Friday, December 19, 2008

On the Anathema against Ecumenism

“…Without doubt, the time for discussion and polemics has passed and the time has come to judge this movement and, however insignificant our Council of 1983 may seem, it has at last condemned ecumenism and anathematized it in the following words:

‘To those who attack the Church of Christ by teaching that Christ’s Church is divided into so-called “branches” which differ in doctrine and way of life, or that the Church does not exist visibly, but will be formed in the future when all “branches” or sects or denominations, and even religions will be united into one body; and who do not distinguish the priesthood and mysteries of the Church from those of the heretics, but say that the baptism and eucharist of heretics is effectual for salvation; therefore, to those who knowingly have communion with these aforementioned heretics or who advocate, disseminate, or defend their new heresy of Ecumenism under the pretext of brotherly love or the supposed unification of separated Christians: Anathema.’…”

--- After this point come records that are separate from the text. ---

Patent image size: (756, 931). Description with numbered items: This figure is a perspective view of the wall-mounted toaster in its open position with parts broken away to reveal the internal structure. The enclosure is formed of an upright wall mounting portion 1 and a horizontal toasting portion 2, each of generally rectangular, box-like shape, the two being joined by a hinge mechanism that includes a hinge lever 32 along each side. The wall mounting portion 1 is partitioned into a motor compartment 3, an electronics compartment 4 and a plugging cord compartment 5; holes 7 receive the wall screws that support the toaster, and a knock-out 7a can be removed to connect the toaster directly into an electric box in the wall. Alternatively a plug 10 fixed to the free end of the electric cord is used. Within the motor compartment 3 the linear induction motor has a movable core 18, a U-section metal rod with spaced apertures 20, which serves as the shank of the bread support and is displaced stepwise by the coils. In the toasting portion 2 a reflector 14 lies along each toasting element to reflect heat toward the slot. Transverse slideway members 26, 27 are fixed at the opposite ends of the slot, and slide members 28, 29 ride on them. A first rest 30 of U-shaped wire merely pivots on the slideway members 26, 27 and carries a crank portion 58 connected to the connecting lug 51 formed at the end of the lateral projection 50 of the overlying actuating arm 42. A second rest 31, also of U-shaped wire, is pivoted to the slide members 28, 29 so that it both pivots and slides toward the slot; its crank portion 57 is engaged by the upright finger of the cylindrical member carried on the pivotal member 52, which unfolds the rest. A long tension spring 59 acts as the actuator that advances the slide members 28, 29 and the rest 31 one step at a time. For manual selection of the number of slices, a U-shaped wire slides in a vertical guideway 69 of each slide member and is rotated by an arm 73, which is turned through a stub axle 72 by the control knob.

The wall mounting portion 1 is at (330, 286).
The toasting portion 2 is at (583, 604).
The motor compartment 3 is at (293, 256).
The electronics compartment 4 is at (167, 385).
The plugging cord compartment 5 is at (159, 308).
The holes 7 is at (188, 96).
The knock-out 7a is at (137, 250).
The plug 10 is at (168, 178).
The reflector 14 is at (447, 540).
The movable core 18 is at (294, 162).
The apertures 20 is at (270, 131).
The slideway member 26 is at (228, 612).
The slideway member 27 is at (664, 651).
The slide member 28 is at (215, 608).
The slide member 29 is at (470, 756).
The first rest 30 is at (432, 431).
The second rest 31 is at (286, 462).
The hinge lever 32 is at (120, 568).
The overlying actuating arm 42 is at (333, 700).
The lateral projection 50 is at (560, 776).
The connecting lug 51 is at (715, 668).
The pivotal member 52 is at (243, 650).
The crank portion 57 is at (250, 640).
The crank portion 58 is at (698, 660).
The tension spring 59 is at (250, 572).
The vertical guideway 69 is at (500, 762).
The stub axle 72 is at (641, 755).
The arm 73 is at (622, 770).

“…In regard to ecumenism, every Local Church has had ample time, more than a century, to spend examining it and, if the Local Churches base their teachings and life upon the canons of the Holy Apostles and the other Orthodox Councils, then they cannot but recognize that ecumenism is clearly the most pernicious of heresies, for it has gathered all the heresies that exist or have existed and has called this union a Church — a deed that savors of Antichrist."

“By proclaiming this anathema, we have protected our flock from this apocalyptic temptation and, at the same time, have reluctantly put before the conscience of all the Local Churches a serious issue, which sooner or later they must resolve in one way or the other. Their future spiritual fate in the universal Orthodox Church will depend upon the resolution of this question [italics added].”